Tonmoy Shingal, Co-Founder and CEO, Binocs
Tonmoy Shingal, Co-Founder and CEO of Binocs, in an interview with CIOTechOutlook, discussed how Generative AI is transforming due diligence and financial analysis in private markets. He discussed agentic-AI's importance and how it will reduce the layers of steps in the investment workflow, make reliance on data reliable, and allow for ongoing real-time analysis. Tonmoy discussed how AI-driven solutions are bridging the information gap between public and private market intelligence to give investors better, faster, and significantly less biased information.
Tonmoy has extensive experience in academia and industry as an expert in applying AI to financial innovation. Tonmoy is a graduate of IIT Kanpur and IIM Bangalore. He is the Co-Founder and CEO of Binocs, where he is building agentic-AI solutions to automate the due diligence process. As an active angel investor, Tonmoy's investments in over 60 startups span SaaS, fintech and AI.

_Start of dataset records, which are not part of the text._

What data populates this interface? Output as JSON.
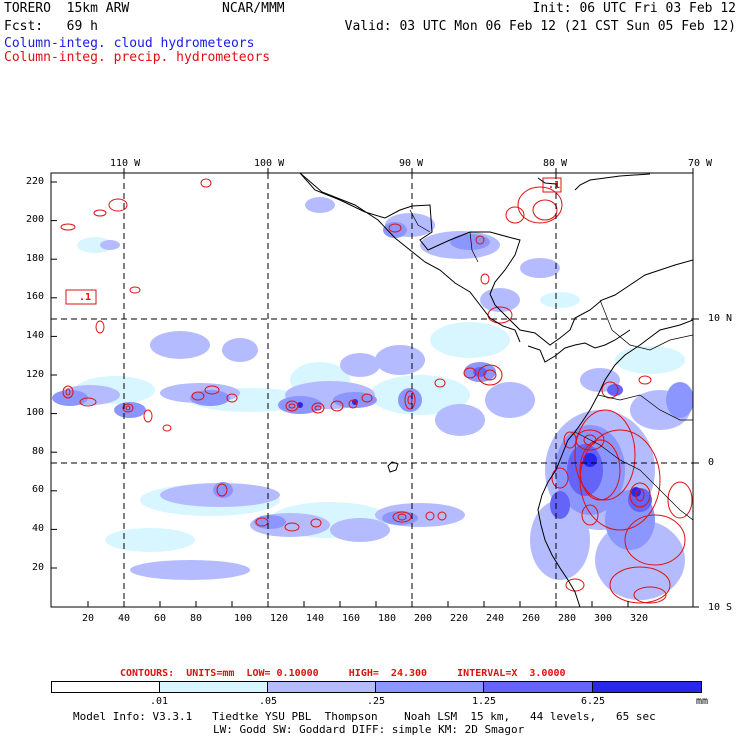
{
  "header": {
    "model": "TORERO  15km ARW",
    "org": "NCAR/MMM",
    "init": "Init: 06 UTC Fri 03 Feb 12",
    "fcst": "Fcst:   69 h",
    "valid": "Valid: 03 UTC Mon 06 Feb 12 (21 CST Sun 05 Feb 12)",
    "field1": "Column-integ. cloud hydrometeors",
    "field2": "Column-integ. precip. hydrometeors"
  },
  "map": {
    "top_lon_labels": [
      "110 W",
      "100 W",
      "90 W",
      "80 W",
      "70 W"
    ],
    "right_lat_labels": [
      "10 N",
      "0",
      "10 S"
    ],
    "left_ticks": [
      "220",
      "200",
      "180",
      "160",
      "140",
      "120",
      "100",
      "80",
      "60",
      "40",
      "20"
    ],
    "bottom_ticks": [
      "20",
      "40",
      "60",
      "80",
      "100",
      "120",
      "140",
      "160",
      "180",
      "200",
      "220",
      "240",
      "260",
      "280",
      "300",
      "320"
    ],
    "contour_labels": [
      ".1",
      ".1"
    ]
  },
  "contours_info": {
    "text": "CONTOURS:  UNITS=mm  LOW= 0.10000     HIGH=  24.300     INTERVAL=X  3.0000"
  },
  "legend": {
    "ticks": [
      ".01",
      ".05",
      ".25",
      "1.25",
      "6.25"
    ],
    "unit": "mm",
    "colors": [
      "#ffffff",
      "#d8f6ff",
      "#b4bcff",
      "#8c96ff",
      "#6464f8",
      "#2828ec"
    ]
  },
  "footer": {
    "line1": "Model Info: V3.3.1   Tiedtke YSU PBL  Thompson    Noah LSM  15 km,   44 levels,   65 sec",
    "line2": "LW: Godd SW: Goddard DIFF: simple KM: 2D Smagor"
  },
  "colors": {
    "precip": "#e01010",
    "cloud_text": "#1a1ae6"
  }
}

Traditionally, deep analysis has been required in the venture capital and private equity industry. Artificial Intelligence, especially Generative AI, provides tools that enhance the infrastructure necessary to perform tasks previously handled by experienced human teams. By leveraging LLMs and Gen AI systems, those tasks that were previously complex and non-repeatable, and typically within the domain of private equity and venture capital professionals, can be done more quickly. The flexibility of LLMs and Gen AI provides the opportunity to create agents that can be customized and instantiated in a manner that closely replicates the operations of a human team.
Investors have been less confident in private markets primarily because of the quality, depth, and format of the available data. In public markets, the data is more structured and readily available; at the same time, in private markets, the data is often unstructured, inconsistent, and hard to access. This led to dramatically more difficulty in searching and analyzing information in private markets and leading to concern about the reliability of investment decisions in the private market space.
The emergence of Generative AI and Large Language Models (LLMs) has created a capacity to efficiently process and create structured information in the right framework. These technologies can extract, organize, and analyze complex data sets to create structured information for the purpose of detailed analysis. Investors can now bridge the gaps between public and private market environments with the assistance of these tools.
Limited data is a primary challenge in private markets. Information is often distributed across numerous sources and presented in formats that are difficult to read, interpret, or standardize. This is where Gen AI or Large Language Model (LLM)-based agents can offer tremendous value. These agents scan large amounts of unstructured data, including web resources that are not defined and cannot be retrieved in a systematic way. With millions of websites and portals available, the ability to efficiently scan and extract relevant data is critical.
Gen AI can parse publicly available web data and, where permitted, access content within walled gardens or behind private firewalls. Data fragmentation is reduced by leveraging tools that can take intelligent agents and consolidate and synthesize scattered information into coherent, actionable insights, leading the way to provide investors with data to make more comprehensive, unbiased decisions.
More private equity funds and alternative investors are looking at ways to automate financial analysis and detect early warning signals. With the advancement of AI tools and the deployment of sophisticated models, much of this financial analysis and early warning signal detection can be automated. Instead of several days compiling data and accumulating, generating insights, analysts can now rely on Gen AI tools to produce detailed, high-quality reports within minutes. It leaves the analyst with the role of reviewing the report, validating the key points, understanding things more deeply, and supplementing with additional analysis when required. This shift has dramatically increased the speed, breadth, and depth with which funds can access and act on analytical insights.
Private equity (PE) funds and venture capital (VC) investors face challenges in evaluating a company’s compliance practices. A lot of relevant information is often embedded in annual reports, where auditors may include notes and comments regarding the company’s compliance practices. There are also opportunities to find information from non-financial information included in the company’s annual reports or regulatory filings. Because the agents used in this case are programmed to read the annual report from start to finish in the same amount of time it takes a human, but at an exponentially faster speed, the agents can read thousands of reports in a single command. As a result, the ability of investors to monitor compliance and ESG practices across their portfolio companies has significantly improved.
There are several trends likely to take shape over the next few years that will have a major impact on the industry. One such trend is in the private equity space, because there are tens of thousands of funds, and a significant number of venture capital funds, as well. Currently, the industry has the most funds at a high level, followed by a lot of mid-tier funds. These large funds, owing to their access to significant capital, can secure the best deals. This leaves a gap between large and mid-tier funds. Another emerging factor is the adoption of generative AI by various teams to support their decision-making. The use of generative AI will no longer be optional; it will become a basic requirement.
Generative AI is widely utilized today, one such advance is the fundamental concept of agents, which provides more intelligent ways to perform tasks. In terms of team structure, agents act as domain specialists, executing specific aspects of complex processes such as due diligence with greater efficiency. The primary goal of the industry at present is to enhance the function and output of those kinds of agents. There are many new infrastructure layers built on top of established infrastructure that are driving this transformation. All these types of agents will fundamentally shape the future of the industry.